Across time and space, artists have been inspired to capture the sublime beauty of nature in two-dimensional images. The widely differing forms and styles of these images reflect not merely the diverse scenery artists encountered, but also their artistic materials, cultural attitudes to nature, and individual creativity. From early times in China, spiritual communion with the natural world inspired artists to master the techniques of landscape painting, termed in Chinese shanshui, "mountain and water."

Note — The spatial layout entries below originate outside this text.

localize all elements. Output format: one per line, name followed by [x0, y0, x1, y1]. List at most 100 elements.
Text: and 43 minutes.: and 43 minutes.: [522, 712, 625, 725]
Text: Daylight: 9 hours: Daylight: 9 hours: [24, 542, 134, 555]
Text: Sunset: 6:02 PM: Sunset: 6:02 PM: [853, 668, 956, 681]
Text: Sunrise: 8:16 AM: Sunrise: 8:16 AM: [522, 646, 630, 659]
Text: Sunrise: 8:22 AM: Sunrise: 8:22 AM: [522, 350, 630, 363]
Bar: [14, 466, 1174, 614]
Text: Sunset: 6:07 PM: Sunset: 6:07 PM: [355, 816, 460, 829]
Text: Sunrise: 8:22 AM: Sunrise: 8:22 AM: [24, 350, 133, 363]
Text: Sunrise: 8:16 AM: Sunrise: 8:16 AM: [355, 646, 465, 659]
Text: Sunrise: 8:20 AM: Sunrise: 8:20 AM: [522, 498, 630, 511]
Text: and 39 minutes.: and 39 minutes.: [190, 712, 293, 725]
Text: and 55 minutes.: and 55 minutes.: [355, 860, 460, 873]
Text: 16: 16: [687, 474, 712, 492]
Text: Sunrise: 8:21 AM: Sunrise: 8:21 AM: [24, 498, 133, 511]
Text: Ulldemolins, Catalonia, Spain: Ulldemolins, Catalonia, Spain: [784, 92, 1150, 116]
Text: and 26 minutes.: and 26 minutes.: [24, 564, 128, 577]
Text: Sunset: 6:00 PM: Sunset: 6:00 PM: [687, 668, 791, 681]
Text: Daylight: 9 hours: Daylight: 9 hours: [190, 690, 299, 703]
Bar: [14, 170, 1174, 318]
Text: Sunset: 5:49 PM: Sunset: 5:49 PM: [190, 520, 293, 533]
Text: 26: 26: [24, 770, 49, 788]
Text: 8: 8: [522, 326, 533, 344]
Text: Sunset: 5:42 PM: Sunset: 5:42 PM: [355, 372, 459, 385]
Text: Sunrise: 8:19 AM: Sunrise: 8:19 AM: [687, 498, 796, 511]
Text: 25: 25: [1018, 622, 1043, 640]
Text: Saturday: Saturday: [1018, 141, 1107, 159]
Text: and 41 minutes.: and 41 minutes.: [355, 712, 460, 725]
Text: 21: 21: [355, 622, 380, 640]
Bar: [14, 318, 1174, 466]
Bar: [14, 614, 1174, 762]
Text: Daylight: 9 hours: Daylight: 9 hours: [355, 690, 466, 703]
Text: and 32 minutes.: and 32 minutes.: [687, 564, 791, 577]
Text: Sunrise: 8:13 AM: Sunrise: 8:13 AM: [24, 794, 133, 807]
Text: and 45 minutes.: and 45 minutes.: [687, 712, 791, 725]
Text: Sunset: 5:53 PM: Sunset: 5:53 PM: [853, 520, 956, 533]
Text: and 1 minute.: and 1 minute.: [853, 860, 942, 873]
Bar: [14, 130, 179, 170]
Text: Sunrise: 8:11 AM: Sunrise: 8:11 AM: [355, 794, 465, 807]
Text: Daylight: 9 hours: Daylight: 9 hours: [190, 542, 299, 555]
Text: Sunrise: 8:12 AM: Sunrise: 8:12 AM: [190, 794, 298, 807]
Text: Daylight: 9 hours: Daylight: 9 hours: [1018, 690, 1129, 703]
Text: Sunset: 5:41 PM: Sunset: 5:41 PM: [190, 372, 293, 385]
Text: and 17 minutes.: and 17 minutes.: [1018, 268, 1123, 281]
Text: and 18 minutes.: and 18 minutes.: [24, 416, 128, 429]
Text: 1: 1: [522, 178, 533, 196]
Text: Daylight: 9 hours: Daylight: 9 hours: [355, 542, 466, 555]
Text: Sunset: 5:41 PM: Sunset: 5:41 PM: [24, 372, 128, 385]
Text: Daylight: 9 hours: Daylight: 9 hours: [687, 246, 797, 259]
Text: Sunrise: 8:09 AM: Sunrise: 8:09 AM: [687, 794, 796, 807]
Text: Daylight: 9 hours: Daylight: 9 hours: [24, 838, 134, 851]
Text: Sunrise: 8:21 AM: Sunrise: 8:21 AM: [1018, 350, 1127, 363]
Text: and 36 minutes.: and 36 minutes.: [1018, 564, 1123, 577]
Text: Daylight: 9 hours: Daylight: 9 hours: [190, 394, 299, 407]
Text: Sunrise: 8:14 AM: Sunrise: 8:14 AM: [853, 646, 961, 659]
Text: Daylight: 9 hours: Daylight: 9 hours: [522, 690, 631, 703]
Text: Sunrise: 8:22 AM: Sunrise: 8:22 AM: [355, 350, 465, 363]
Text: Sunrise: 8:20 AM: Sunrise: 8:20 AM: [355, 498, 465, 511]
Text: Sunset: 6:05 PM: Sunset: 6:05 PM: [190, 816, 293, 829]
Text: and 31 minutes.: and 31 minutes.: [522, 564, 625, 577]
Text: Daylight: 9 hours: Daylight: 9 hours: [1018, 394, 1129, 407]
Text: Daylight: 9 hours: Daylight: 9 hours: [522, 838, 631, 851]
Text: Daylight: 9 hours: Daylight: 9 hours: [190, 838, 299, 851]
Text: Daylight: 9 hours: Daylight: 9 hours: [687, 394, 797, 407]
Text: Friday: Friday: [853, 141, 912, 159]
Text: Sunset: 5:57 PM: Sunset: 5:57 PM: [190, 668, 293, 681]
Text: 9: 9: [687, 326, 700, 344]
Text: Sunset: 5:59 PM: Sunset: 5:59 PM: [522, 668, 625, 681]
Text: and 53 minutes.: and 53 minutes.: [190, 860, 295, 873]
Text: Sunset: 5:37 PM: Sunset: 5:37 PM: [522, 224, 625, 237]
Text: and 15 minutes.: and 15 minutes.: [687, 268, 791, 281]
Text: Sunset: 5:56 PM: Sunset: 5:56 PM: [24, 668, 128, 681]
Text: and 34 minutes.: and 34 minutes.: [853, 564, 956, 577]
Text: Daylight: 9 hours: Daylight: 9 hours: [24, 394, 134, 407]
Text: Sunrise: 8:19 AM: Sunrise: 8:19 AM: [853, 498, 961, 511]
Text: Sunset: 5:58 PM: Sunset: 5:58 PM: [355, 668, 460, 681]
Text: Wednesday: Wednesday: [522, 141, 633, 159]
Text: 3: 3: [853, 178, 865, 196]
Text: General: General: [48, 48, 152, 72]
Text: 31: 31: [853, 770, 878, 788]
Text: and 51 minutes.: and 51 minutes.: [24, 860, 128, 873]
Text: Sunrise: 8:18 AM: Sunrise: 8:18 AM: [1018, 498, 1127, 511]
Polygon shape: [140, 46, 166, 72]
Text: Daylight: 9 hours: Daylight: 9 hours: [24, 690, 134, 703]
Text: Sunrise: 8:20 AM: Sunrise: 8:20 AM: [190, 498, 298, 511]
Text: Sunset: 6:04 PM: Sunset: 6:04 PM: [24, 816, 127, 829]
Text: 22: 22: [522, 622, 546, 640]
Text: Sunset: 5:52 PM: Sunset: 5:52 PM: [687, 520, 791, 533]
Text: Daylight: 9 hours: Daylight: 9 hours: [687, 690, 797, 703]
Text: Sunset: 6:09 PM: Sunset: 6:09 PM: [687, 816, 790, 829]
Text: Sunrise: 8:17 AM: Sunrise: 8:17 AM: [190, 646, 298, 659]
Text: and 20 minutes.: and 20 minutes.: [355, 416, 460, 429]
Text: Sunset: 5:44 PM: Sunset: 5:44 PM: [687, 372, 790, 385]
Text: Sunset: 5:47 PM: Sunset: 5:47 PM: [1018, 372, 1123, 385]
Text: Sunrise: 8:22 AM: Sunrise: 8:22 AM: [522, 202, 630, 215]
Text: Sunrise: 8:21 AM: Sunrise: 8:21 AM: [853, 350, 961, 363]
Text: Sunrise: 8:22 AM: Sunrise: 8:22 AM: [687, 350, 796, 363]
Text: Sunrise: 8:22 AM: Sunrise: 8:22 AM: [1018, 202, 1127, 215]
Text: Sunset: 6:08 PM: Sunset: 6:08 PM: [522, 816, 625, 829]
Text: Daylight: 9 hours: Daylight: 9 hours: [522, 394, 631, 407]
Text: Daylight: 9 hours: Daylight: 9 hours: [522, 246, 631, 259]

By the end of the 10th century, landscape had become the backbone of Chinese painting, a role it continues to play today. Interest in landscape arose later in the West, where it was first used as a background for figures, often in Biblical settings. In 17th century Europe, however, landscape painting emerged as a distinct genre, and by the 19th, it came to rival figure painting in importance. During the middle of the 19th century photography, especially in America, embraced landscape as a central theme. As environmental concerns become ever more pressing during our present era, nature is reaffirmed as a universally relevant and enduring source of artistic inspiration.
The exhibition, a collaboration among six curatorial departments, juxtaposes landscape paintings, drawings, prints and photographs by Chinese, Japanese, European and American artists from the 15th century to the present, exploring both the striking commonalities and equally striking divergences in the depictions of this universal theme.